Un “apostolato” sulla Rete
Ho trovato prossimo a questi consigli, e impreziosito dal vissuto che ci sta dietro, un recente post di Cristina Zenoni (
bit.ly/3vDMFGu), autrice dello storico blog “Stile di vita di una folle donna cattolica” e attiva anche sull’omonimo account Instagram (
bit.ly/3J5LZNa, oltre 8mila follower). Il tema del post è la «tentazione di chiudere tutto», ovvero il blog e l’account, avvertita con tanta forza da «portarla a prendere una pausa da Instagram» per una settimana. «Fare apostolato sui social non è semplice, non lo è se lo fai come vocazione per cui metti la tua vita a disposizione», dice Zenoni, spiegando le difficoltà che incontra con «quelli che mi fanno mettere in dubbio ciò che condivido, come lo faccio» e perché; con «la fugacità delle interazioni» e l’incoerenza delle richieste, tra chi lamenta troppi post, o troppo pochi, o troppo incentrati su certi temi (come la malattia che l’autrice sta attraversando: e ci mancherebbe che non desiderasse parlarne!) a discapito di altri. Di qui la crisi e la scelta di impegnare il tempo della Settimana Santa in un discernimento intorno alla propria attività digitale.
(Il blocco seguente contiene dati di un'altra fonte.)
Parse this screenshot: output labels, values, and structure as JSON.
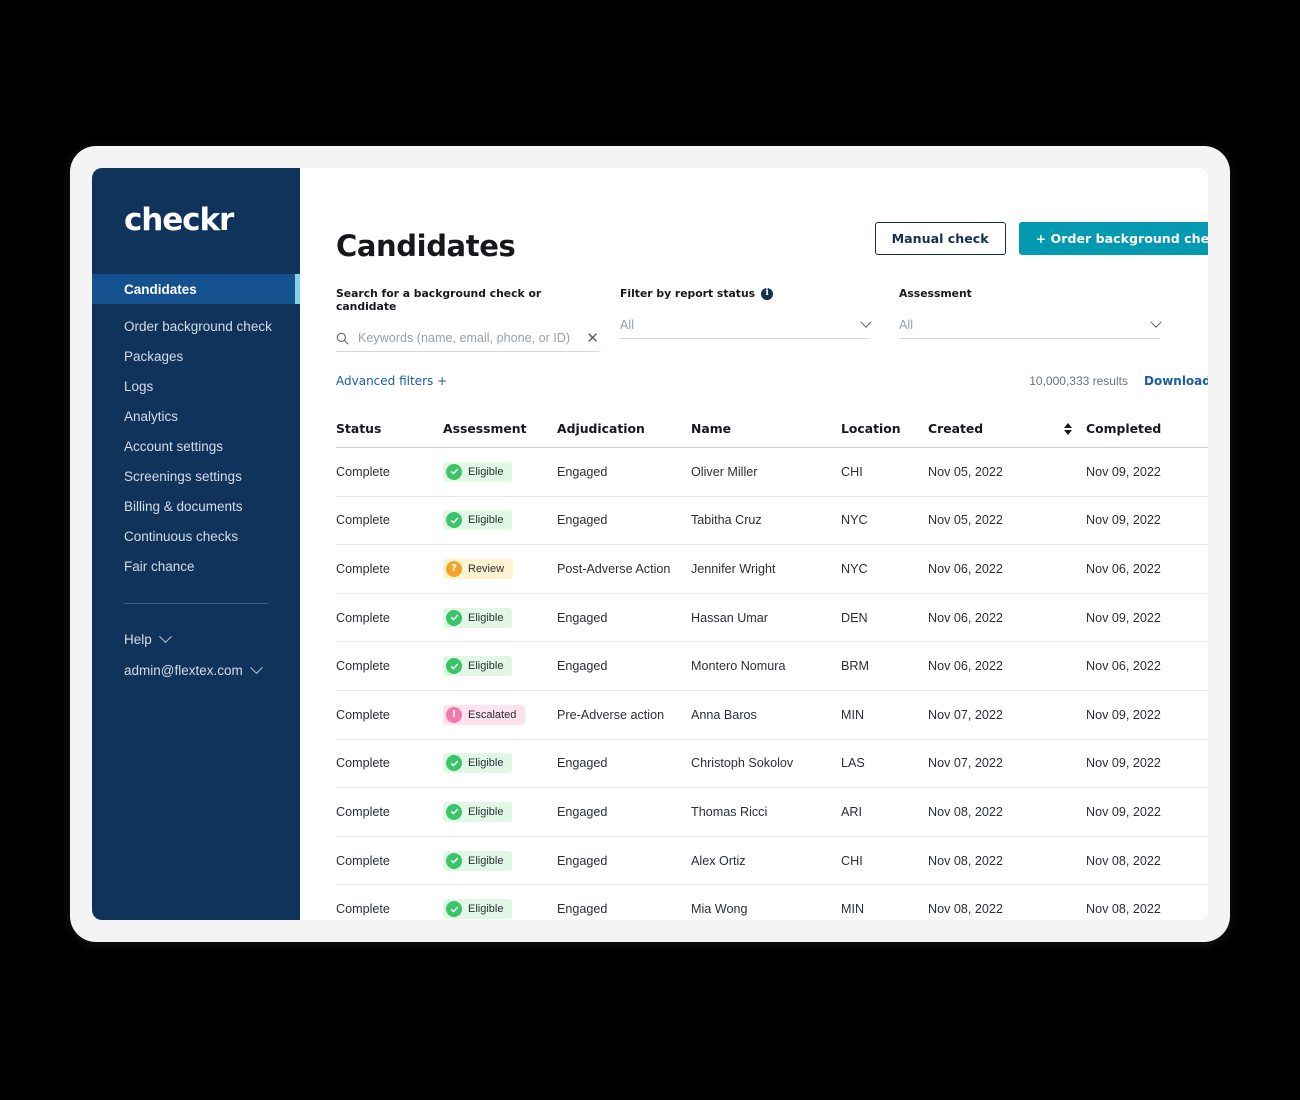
{
  "brand": {
    "logo_text": "checkr",
    "sidebar_bg": "#10335c",
    "active_bg": "#15518f",
    "active_accent": "#7fd4e8",
    "primary_button": "#039ab1",
    "link_color": "#1c5ca8"
  },
  "sidebar": {
    "items": [
      {
        "label": "Candidates",
        "active": true
      },
      {
        "label": "Order background check",
        "active": false
      },
      {
        "label": "Packages",
        "active": false
      },
      {
        "label": "Logs",
        "active": false
      },
      {
        "label": "Analytics",
        "active": false
      },
      {
        "label": "Account settings",
        "active": false
      },
      {
        "label": "Screenings settings",
        "active": false
      },
      {
        "label": "Billing & documents",
        "active": false
      },
      {
        "label": "Continuous checks",
        "active": false
      },
      {
        "label": "Fair chance",
        "active": false
      }
    ],
    "bottom": [
      {
        "label": "Help",
        "chevron": "chevron-down-icon"
      },
      {
        "label": "admin@flextex.com",
        "chevron": "chevron-down-icon"
      }
    ]
  },
  "header": {
    "title": "Candidates",
    "manual_check_label": "Manual check",
    "order_check_label": "+ Order background check"
  },
  "filters": {
    "search": {
      "label": "Search for a background check or candidate",
      "placeholder": "Keywords (name, email, phone, or ID)",
      "value": "",
      "icon": "search-icon",
      "clear_icon": "close-icon"
    },
    "report_status": {
      "label": "Filter by report status",
      "info_icon": "info-icon",
      "value": "All",
      "chevron": "chevron-down-icon"
    },
    "assessment": {
      "label": "Assessment",
      "value": "All",
      "chevron": "chevron-down-icon"
    },
    "advanced_filters_label": "Advanced filters +",
    "results_count": "10,000,333 results",
    "download_csv_label": "Download CSV"
  },
  "table": {
    "columns": [
      "Status",
      "Assessment",
      "Adjudication",
      "Name",
      "Location",
      "Created",
      "Completed"
    ],
    "sortable": [
      "Created",
      "Completed"
    ],
    "rows": [
      {
        "status": "Complete",
        "assessment": "Eligible",
        "assessment_type": "eligible",
        "adjudication": "Engaged",
        "name": "Oliver Miller",
        "location": "CHI",
        "created": "Nov 05, 2022",
        "completed": "Nov 09, 2022"
      },
      {
        "status": "Complete",
        "assessment": "Eligible",
        "assessment_type": "eligible",
        "adjudication": "Engaged",
        "name": "Tabitha Cruz",
        "location": "NYC",
        "created": "Nov 05, 2022",
        "completed": "Nov 09, 2022"
      },
      {
        "status": "Complete",
        "assessment": "Review",
        "assessment_type": "review",
        "adjudication": "Post-Adverse Action",
        "name": "Jennifer Wright",
        "location": "NYC",
        "created": "Nov 06, 2022",
        "completed": "Nov 06, 2022"
      },
      {
        "status": "Complete",
        "assessment": "Eligible",
        "assessment_type": "eligible",
        "adjudication": "Engaged",
        "name": "Hassan Umar",
        "location": "DEN",
        "created": "Nov 06, 2022",
        "completed": "Nov 09, 2022"
      },
      {
        "status": "Complete",
        "assessment": "Eligible",
        "assessment_type": "eligible",
        "adjudication": "Engaged",
        "name": "Montero Nomura",
        "location": "BRM",
        "created": "Nov 06, 2022",
        "completed": "Nov 06, 2022"
      },
      {
        "status": "Complete",
        "assessment": "Escalated",
        "assessment_type": "escalated",
        "adjudication": "Pre-Adverse action",
        "name": "Anna Baros",
        "location": "MIN",
        "created": "Nov 07, 2022",
        "completed": "Nov 09, 2022"
      },
      {
        "status": "Complete",
        "assessment": "Eligible",
        "assessment_type": "eligible",
        "adjudication": "Engaged",
        "name": "Christoph Sokolov",
        "location": "LAS",
        "created": "Nov 07, 2022",
        "completed": "Nov 09, 2022"
      },
      {
        "status": "Complete",
        "assessment": "Eligible",
        "assessment_type": "eligible",
        "adjudication": "Engaged",
        "name": "Thomas Ricci",
        "location": "ARI",
        "created": "Nov 08, 2022",
        "completed": "Nov 09, 2022"
      },
      {
        "status": "Complete",
        "assessment": "Eligible",
        "assessment_type": "eligible",
        "adjudication": "Engaged",
        "name": "Alex Ortiz",
        "location": "CHI",
        "created": "Nov 08, 2022",
        "completed": "Nov 08, 2022"
      },
      {
        "status": "Complete",
        "assessment": "Eligible",
        "assessment_type": "eligible",
        "adjudication": "Engaged",
        "name": "Mia Wong",
        "location": "MIN",
        "created": "Nov 08, 2022",
        "completed": "Nov 08, 2022"
      }
    ]
  }
}
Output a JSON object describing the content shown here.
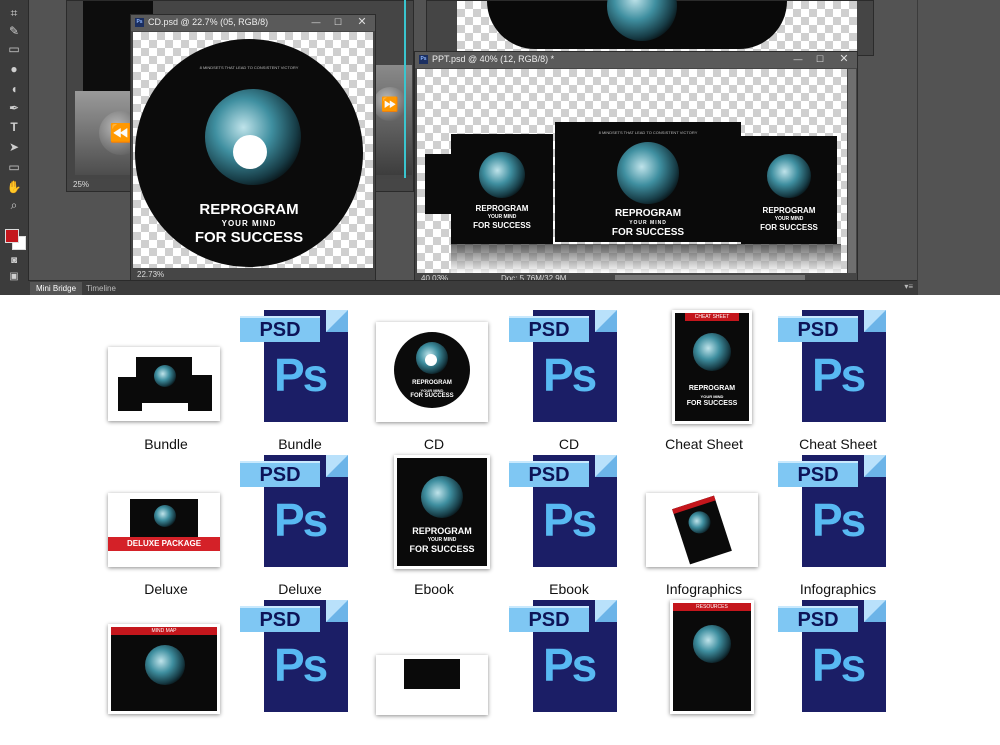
{
  "photoshop": {
    "bottom_tabs": [
      "Mini Bridge",
      "Timeline"
    ],
    "windows": {
      "back_left": {
        "zoom": "25%"
      },
      "cd": {
        "title": "CD.psd @ 22.7% (05, RGB/8)",
        "zoom": "22.73%",
        "tagline": "8 MINDSETS THAT LEAD TO CONSISTENT VICTORY",
        "line1": "REPROGRAM",
        "line2": "YOUR MIND",
        "line3": "FOR SUCCESS"
      },
      "ppt": {
        "title": "PPT.psd @ 40% (12, RGB/8) *",
        "zoom": "40.03%",
        "doc": "Doc: 5.76M/32.9M",
        "tagline": "8 MINDSETS THAT LEAD TO CONSISTENT VICTORY",
        "line1": "REPROGRAM",
        "line2": "YOUR MIND",
        "line3": "FOR SUCCESS"
      }
    },
    "psd_badge": "Ps",
    "colors": {
      "foreground": "#c4161c",
      "background": "#ffffff"
    }
  },
  "explorer": {
    "psd_tag": "PSD",
    "psd_letters": "Ps",
    "deluxe_ribbon": "DELUXE PACKAGE",
    "cheat_header": "CHEAT SHEET",
    "mindmap_header": "MIND MAP",
    "resources_header": "RESOURCES",
    "product_line1": "REPROGRAM",
    "product_line2": "YOUR MIND",
    "product_line3": "FOR SUCCESS",
    "files": [
      {
        "label": "Bundle",
        "kind": "image"
      },
      {
        "label": "Bundle",
        "kind": "psd"
      },
      {
        "label": "CD",
        "kind": "image"
      },
      {
        "label": "CD",
        "kind": "psd"
      },
      {
        "label": "Cheat Sheet",
        "kind": "image"
      },
      {
        "label": "Cheat Sheet",
        "kind": "psd"
      },
      {
        "label": "Deluxe",
        "kind": "image"
      },
      {
        "label": "Deluxe",
        "kind": "psd"
      },
      {
        "label": "Ebook",
        "kind": "image"
      },
      {
        "label": "Ebook",
        "kind": "psd"
      },
      {
        "label": "Infographics",
        "kind": "image"
      },
      {
        "label": "Infographics",
        "kind": "psd"
      }
    ]
  }
}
Questo interrogarsi davanti a Dio, confortata dai follower stessi (dalle follower, per meglio dire), ha consentito alla «folle donna cattolica» di vincere la tentazione: «Non chiuderò il profilo, andrò avanti», magari «con un fine ricentrato» ma non abbandonando un «apostolato che è parte integrante della mia vita».